Machu Picchu was built around 1450, at the height of the Inca Empire. It was abandoned just over 100 years later, in 1572, as a belated result of the Spanish Conquest. It is possible that most of its inhabitants died from smallpox introduced by travelers before the Spanish conquistadors arrived in the area. The latter had notes of a place called Piccho, although there is no record of the Spanish having visited the remote city. The types of sacred rocks defaced by the conquistadors in other locations are untouched at Machu Picchu.

Hiram Bingham theorized that the complex was the traditional birthplace of the Incan “Virgins of the Suns”. More recent research by scholars such as John Howland Rowe and Richard Burger, has convinced most archaeologists that Machu Picchu was an estate of the Inca emperor Pachacuti. In addition, Johan Reinhard presented evidence that the site was selected because of its position relative to sacred landscape features such as its mountains, which are purported to be in alignment with key astronomical events important to the Incas.

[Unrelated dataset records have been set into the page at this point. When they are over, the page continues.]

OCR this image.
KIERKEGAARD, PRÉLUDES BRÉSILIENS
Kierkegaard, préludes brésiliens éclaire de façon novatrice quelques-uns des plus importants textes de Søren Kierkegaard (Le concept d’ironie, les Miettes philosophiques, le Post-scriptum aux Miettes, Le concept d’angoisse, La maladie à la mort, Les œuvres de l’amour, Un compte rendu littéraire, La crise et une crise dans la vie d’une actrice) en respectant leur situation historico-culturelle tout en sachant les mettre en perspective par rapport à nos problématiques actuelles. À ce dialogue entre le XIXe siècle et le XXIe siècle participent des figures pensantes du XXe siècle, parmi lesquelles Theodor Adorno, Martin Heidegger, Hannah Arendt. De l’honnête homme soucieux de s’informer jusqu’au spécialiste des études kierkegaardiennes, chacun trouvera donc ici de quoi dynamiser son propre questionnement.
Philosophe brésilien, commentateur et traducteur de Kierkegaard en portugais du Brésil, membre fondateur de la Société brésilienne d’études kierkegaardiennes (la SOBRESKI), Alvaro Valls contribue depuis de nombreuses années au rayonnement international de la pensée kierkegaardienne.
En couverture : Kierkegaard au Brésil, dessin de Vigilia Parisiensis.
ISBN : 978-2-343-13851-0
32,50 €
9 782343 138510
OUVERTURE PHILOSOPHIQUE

Johan Reinhard believes Machu Picchu to be a sacred religious site. This theory stands mainly because of where Machu Picchu is located. Reinhard calls it “sacred geography” because the site is built on and around mountains that hold high religious importance in the Inca culture and in the previous culture that occupied the land. At the highest point of the mountain in which Machu Picchu was named after, there are “artificial platforms [and] these had a religious function, as is clear from the Inca ritual offerings found buried under them” (Reinhard 2007). These platforms also are found in other Incan religious sites. The site’s other stone structures have finely worked stones with niches and, from what the “Spaniards wrote about Inca sites, we know that these (types of) building(s) were of ritual significance” (Reinhard 2007). This would be the most convincing evidence that Reinhard points out because this type of stylistic stonework is only found at the religious sites so it would be natural that they would exist at this religious site. Another theory maintains that Machu Picchu was an Inca llaqta, a settlement built to control the economy of conquered regions. Yet another asserts that it may have been built as a prison for a select few who had committed heinous crimes against Inca society. An alternative theory is that it is an agricultural testing station. Different types of crops could be tested in the many different micro-climates afforded by the location and the terraces; these were not large enough to grow food on a large scale, but may have been used to determine what could grow where. Another theory suggests that the city was built as an abode for the deities, or for the coronation of kings

Although the citadel is located only about 80 kilometers (50 miles) from Cusco, the Inca capital, the Spanish never found it and consequently did not plunder or destroy it, as they did many other sites. Over the centuries, the surrounding jungle grew over much of the site, and few outsiders knew of its existence.